Sometimes referred to as the Long Saphenous vein (LSV).

  • Follow from the Sapheno-femoral junction (SFJ) groin to the ankle using distal augmentation to assess for incompetence.
  • If there are changes in competence, note the distance from landmarks such as the groin or knee crease.


  • Similar to the GSV, in longitudinal, follow the SSV from the Sapheno-Popliteal Junction (SPJ) in the knee crease, down the midline of the calf.
  • Use distal augmentation to assess for incompetence.
  • If there are changes in competence, note the distance from landmarks such as the malleoli or knee crease.
  • The Sural nerve runs parallel to the SSV from mid calf down to the heel. If the SSV is incompetent, make note in the report if the Sural nerve is in intimate contact with the vein. They can be confused one for the other in surgery.


A perforating vein joins the superficial veins to the deep veins. By definition a perforating vein must breech the fascia between the superficial fat and the muscle fascia.

In transverse, scan in a methodical patternup and down the medial calf. Begin with the toe of the probe on the Tibia and do vertical sweeps until you reach the SSV.

Flow should always be superficial to deep (competent).

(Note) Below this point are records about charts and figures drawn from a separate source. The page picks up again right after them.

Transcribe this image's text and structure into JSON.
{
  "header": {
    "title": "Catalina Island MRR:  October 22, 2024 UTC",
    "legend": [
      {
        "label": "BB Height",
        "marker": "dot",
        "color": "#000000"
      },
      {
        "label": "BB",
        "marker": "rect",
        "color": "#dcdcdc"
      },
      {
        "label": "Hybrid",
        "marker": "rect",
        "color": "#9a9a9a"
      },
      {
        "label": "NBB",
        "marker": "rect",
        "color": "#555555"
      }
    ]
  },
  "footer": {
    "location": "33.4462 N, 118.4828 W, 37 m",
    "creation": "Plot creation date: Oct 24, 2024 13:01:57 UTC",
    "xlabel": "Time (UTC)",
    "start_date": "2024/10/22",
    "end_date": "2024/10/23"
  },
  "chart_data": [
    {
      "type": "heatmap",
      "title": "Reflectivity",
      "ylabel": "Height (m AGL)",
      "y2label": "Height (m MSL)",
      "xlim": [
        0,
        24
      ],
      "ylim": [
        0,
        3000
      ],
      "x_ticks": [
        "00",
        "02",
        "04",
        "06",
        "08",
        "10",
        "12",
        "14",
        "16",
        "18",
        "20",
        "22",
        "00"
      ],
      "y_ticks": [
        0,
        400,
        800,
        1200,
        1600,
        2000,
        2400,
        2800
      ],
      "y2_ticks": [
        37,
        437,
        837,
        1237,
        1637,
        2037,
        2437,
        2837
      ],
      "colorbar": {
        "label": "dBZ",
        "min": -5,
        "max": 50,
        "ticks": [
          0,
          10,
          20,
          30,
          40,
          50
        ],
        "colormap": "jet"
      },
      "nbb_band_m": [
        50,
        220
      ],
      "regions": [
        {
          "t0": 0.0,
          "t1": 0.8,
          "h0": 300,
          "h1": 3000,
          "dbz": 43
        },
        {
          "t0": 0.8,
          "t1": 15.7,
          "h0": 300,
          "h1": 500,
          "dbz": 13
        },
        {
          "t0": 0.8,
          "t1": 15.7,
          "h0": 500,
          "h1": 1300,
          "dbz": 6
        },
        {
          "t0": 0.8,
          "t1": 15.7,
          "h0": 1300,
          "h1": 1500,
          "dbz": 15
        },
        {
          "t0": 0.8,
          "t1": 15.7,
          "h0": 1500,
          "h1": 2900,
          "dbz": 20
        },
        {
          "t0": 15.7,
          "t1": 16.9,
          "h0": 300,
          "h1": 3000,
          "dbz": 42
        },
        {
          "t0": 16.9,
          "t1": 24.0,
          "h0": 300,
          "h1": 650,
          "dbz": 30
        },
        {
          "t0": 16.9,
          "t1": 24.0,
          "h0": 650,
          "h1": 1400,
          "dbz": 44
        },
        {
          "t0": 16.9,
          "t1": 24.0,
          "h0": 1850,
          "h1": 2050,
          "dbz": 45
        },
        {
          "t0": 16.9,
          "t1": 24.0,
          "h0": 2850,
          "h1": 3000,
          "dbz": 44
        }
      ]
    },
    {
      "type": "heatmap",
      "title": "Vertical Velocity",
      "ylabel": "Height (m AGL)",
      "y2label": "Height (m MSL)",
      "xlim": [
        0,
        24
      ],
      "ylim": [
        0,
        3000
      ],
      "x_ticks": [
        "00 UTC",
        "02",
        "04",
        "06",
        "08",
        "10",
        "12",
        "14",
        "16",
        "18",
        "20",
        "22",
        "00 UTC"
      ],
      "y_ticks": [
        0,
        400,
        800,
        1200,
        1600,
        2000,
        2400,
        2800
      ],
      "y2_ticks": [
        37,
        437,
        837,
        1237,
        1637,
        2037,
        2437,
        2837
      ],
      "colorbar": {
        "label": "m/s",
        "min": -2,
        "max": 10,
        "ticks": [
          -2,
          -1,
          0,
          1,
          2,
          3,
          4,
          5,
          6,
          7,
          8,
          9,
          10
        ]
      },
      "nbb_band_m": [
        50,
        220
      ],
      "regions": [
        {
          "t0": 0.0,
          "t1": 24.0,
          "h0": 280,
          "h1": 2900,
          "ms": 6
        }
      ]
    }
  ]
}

If flow is observed deep to superficial, the vein is incompetent. Any incompetent perforating veins (IPVs) or competent perforators >3mm should be noted in the report.

Common Perforators

The most common perforating veins are shown. The ‘Cocketts’ are by far the most common. These are medial, paratibial in the distal 2/3 of the lower leg.

Basic Hardcopy Imaging

A CVI study should include the following minimum images:

  • CFV bifurcation
  • SFV proximal and distal demonstrating patency and competency
  • POPV demonstrating patency and competency
  • SFJ demonstrating patency and competency
  • SPJ (if present) demonstrating patency and competency
  • Any incompetent perforators noting their diameter, depth and position relative to a surface landmark
  • Any significant or atypical junctions of varices to the ‘normal’ system
  • Any incidental pathology such as thrombus, Bakers cyst or popliteal aneurysm.